I got question today, that I couldn't answer. I would appreciate if you could just explain it to me. Why my array doesn't output [1, 2, 3, 4, 5] but only [2, 3, 4, 5]? This is the code:
let numbers = [1, 2, 3, 4, 5]
let order = numbers.sort((a, b) => {
console.log(a);
});
But when I use this code, it works perfectly fine
let numbers = [1, 2, 3, 4, 5]
let order = numbers.sort((a, b) => {
return a;
})
console.log(order);
It doesn't output [2, 3, 4, 5] it outputs 2, 3, 4 and 5 each in a separate step of the iteration.

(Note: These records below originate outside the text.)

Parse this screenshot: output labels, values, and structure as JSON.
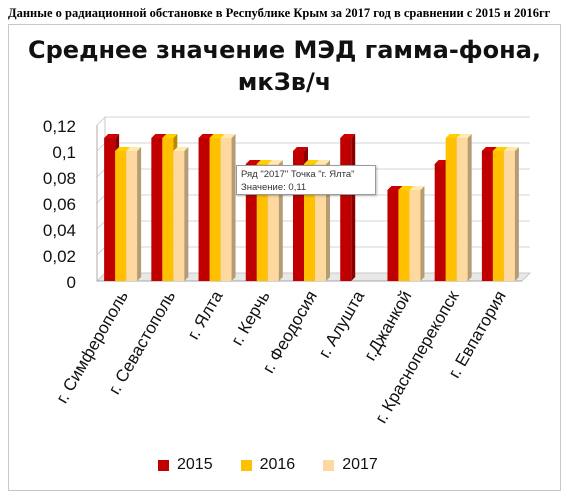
{
  "header": {
    "caption": "Данные о радиационной обстановке в Республике Крым за 2017 год в сравнении с 2015 и 2016гг"
  },
  "chart_data": {
    "type": "bar",
    "title_line1": "Среднее значение МЭД гамма-фона,",
    "title_line2": "мкЗв/ч",
    "categories": [
      "г. Симферополь",
      "г. Севастополь",
      "г. Ялта",
      "г. Керчь",
      "г. Феодосия",
      "г. Алушта",
      "г.Джанкой",
      "г. Красноперекопск",
      "г. Евпатория"
    ],
    "series": [
      {
        "name": "2015",
        "color": "#c00000",
        "values": [
          0.11,
          0.11,
          0.11,
          0.09,
          0.1,
          0.11,
          0.07,
          0.09,
          0.1
        ]
      },
      {
        "name": "2016",
        "color": "#ffc000",
        "values": [
          0.1,
          0.11,
          0.11,
          0.09,
          0.09,
          null,
          0.07,
          0.11,
          0.1
        ]
      },
      {
        "name": "2017",
        "color": "#fdd9a0",
        "values": [
          0.1,
          0.1,
          0.11,
          0.09,
          0.09,
          null,
          0.07,
          0.11,
          0.1
        ]
      }
    ],
    "ylim": [
      0,
      0.12
    ],
    "yticks": [
      "0",
      "0,02",
      "0,04",
      "0,06",
      "0,08",
      "0,1",
      "0,12"
    ],
    "grid": true,
    "legend_position": "bottom"
  },
  "tooltip": {
    "line1": "Ряд \"2017\" Точка \"г. Ялта\"",
    "line2": "Значение: 0,11"
  }
}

If you also log order you'll see that the array still contains [1, 2, 3, 4, 5]. The comparator function receives two elements of the array that it compares to each other. That way it knows in which order those elements should be. If you only log a and not b, you'll wont see all the information that is passed to the comparator. If you log both a and b, you'll see that also 1 is passed, to parameter b.

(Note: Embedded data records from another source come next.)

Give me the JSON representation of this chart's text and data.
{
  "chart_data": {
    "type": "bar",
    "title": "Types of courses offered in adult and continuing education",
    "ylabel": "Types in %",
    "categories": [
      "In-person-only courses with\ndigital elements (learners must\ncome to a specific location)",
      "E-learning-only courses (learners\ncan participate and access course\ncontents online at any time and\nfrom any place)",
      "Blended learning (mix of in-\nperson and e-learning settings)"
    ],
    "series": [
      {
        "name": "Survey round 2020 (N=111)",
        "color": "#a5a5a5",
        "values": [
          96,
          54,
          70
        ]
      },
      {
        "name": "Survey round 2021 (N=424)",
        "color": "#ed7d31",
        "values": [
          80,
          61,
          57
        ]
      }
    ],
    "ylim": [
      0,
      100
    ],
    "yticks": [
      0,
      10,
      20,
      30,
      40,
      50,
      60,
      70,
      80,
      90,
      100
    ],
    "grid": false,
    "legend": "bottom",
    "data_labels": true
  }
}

let numbers = [1, 2, 3, 4, 5]
let order = numbers.sort((a, b) => {
console.log('Comparing', a, b);
});
console.log('Final result', order);Keep in mind that the comparator function should return either a positive number when a is greater than b, a negative number when a is less than b and 0 when both elements are equal to each other. The above comparator function doesn't return any value at all, so it might not do what you expect it to do.
(Also your snippet that "works perfectly fine" doesn't follow that contract. It returns a positive number for each element, so it is basically saying that every element is greater than every other element.)

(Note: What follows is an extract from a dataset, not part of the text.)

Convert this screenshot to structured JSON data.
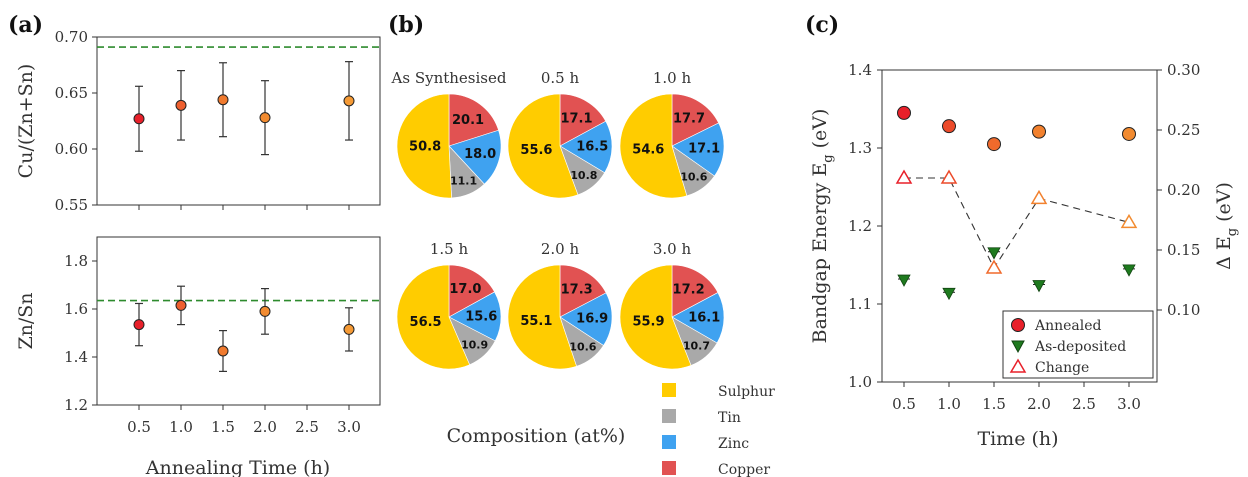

The sort() method sorts the elements of an array in place and returns the sorted array.
[1, 2, 3, 4, 5].sort((a, b) => {
console.log({a, b}); // a is secondItem, b is firstItem of an array
return -1; // return -ve value for DESC and truthy value for ASC order
});
Output will be
{a: 2, b: 1}
{a: 3, b: 2}
{a: 4, b: 3}
{a: 5, b: 4}
sort output: [5, 4, 3, 2, 1]